A cet exemple on peut aussi ajouter ceux du strasbourgeois Louis Roederer  (1809-1870) 

 

 

 


 

 

ou du Mayençais Johann-Joseph Krug (1800-1866).


 

 

 

 

 

En 1833, la municipalité de Reims autorise le retour du culte public luthérien mais c’est le 30 avril 1836 que, par ordonnance royale, est instituée l'Église réformée de Reims, rattachée d'abord au Consistoire de Meaux, puis en 1851 à celui de Sedan. 
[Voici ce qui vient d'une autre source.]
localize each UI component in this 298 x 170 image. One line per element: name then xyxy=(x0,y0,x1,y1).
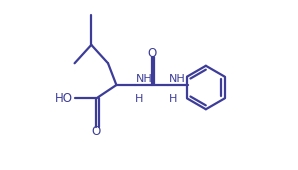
Text: NH: NH xyxy=(136,74,152,84)
Text: O: O xyxy=(92,125,101,138)
Text: NH: NH xyxy=(169,74,186,84)
Text: O: O xyxy=(147,47,156,60)
Text: H: H xyxy=(135,94,144,104)
Text: HO: HO xyxy=(55,92,73,105)
Text: H: H xyxy=(169,94,177,104)
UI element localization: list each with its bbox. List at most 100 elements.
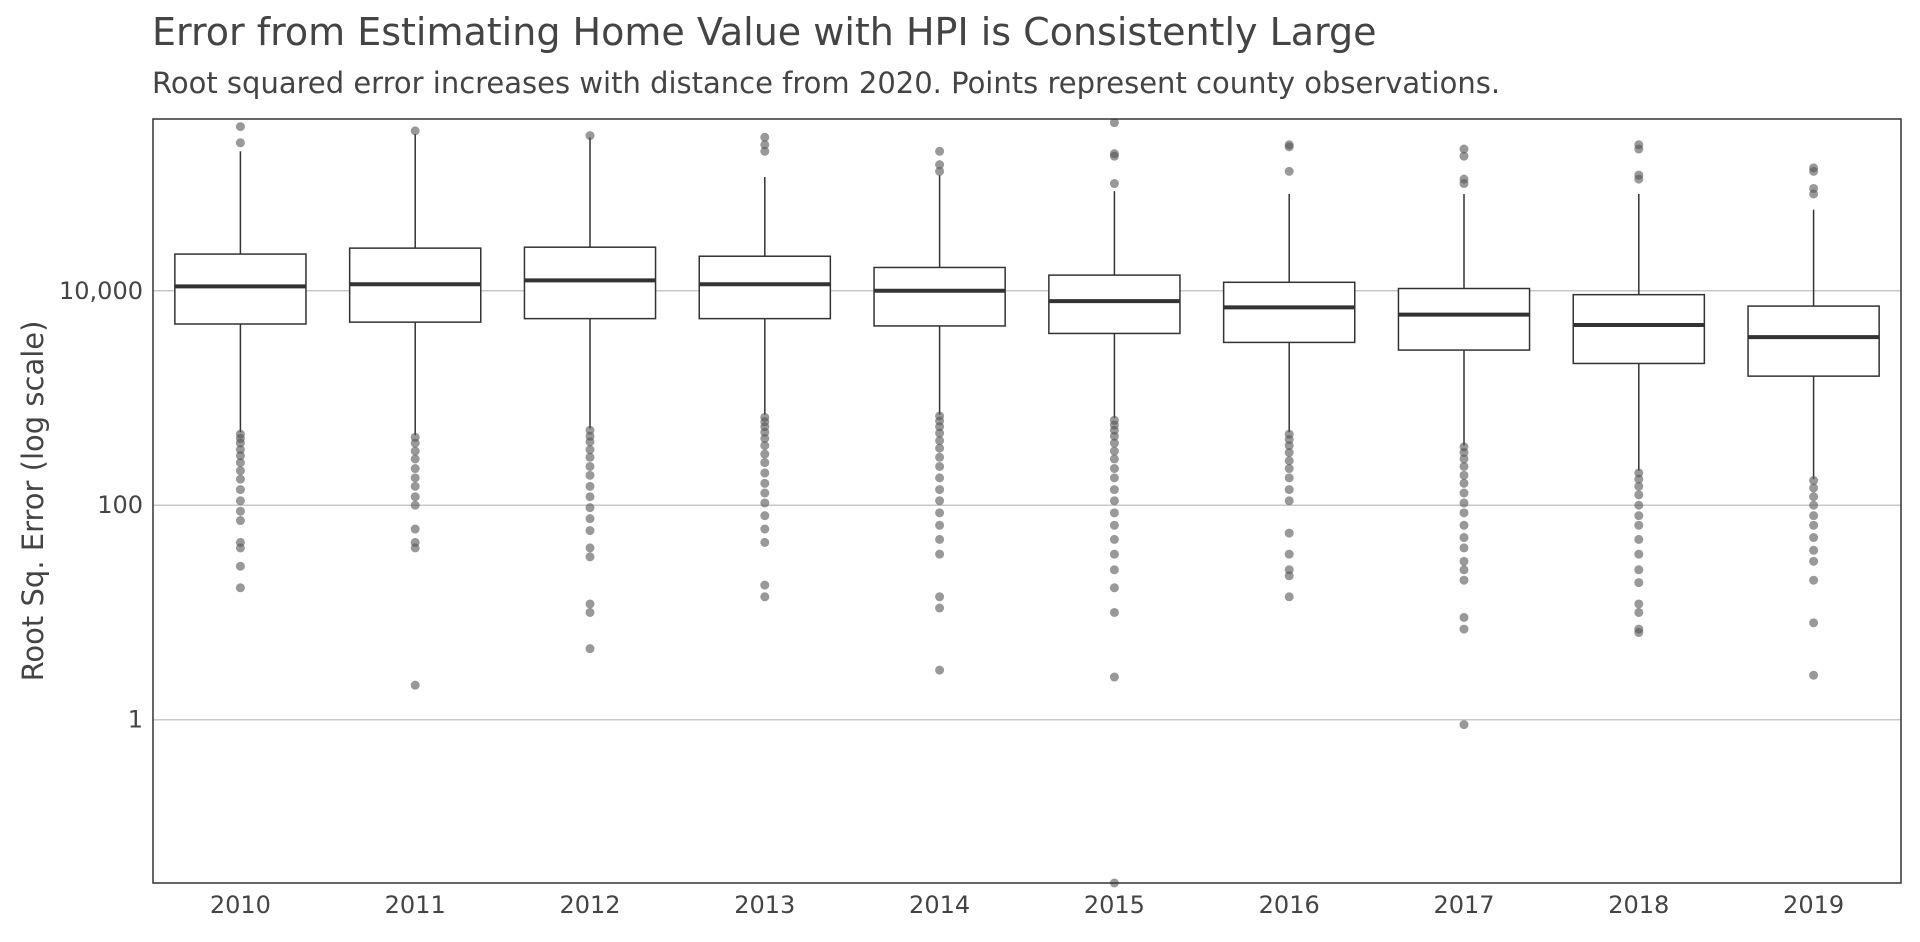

Cette Église va connaître plusieurs lieux de culte successifs. De 1831 à 1841 elle bénéficie d’un petit local provisoire, 2 rue du Tambour, que la Ville met à sa disposition. De 1841 à 1867 le temple est transféré au 34 rue de la Peirière (au niveau de l’actuel Cours Anatole France) dans un local appartenant aux Hospices. Enfin, la communauté réformée s’accroissant en nombre avec le développement de Reims dû à la Révolution industrielle va bénéficier d’un temple beaucoup plus grand au 3 boulevard du Temple (actuel Boulevard Lundy). 

 

 

Il s’agit d'une ancienne école d'équitation que l'architecte municipal Narcisse Brunette transforme en temple, lequel est inauguré le 15 décembre 1867 (coll.part).

 

Mais au sortir du premier conflit mondial le bâtiment n’est plus qu’un tas de ruines.

 




 Le temple protestant de Reims en 1916,  autochrome réalisé par la Section photographique de l'armée (source ECPAD).

 

 

 

 

 

 

état  en 1919 (coll.part)

 

 

 

 

On décide alors de construire au même endroit un nouveau temple. 

 

 

 

 

 

 Le temple protestant de Reims en 1923 et aujourd'hui (coll.part).


 

 

 

Oeuvre de l'architecte Charles Letrosne (1868-1938), l'édifice réunit des inspirations néogothiques et la modernité avec une structure et une nef en béton armé.

 
La première pierre en est posée le 23 octobre 1921 et la dédicace du temple a lieu le 2 juin 1923. Les dommages de guerre n’ayant pas suffi à financer la totalité des travaux, des dons venus d’autres églises protestantes de France mais aussi du Royaume-Uni, des pays nordiques ou des États-Unis, vont permettre de mener à bien la réalisation de l'édifice.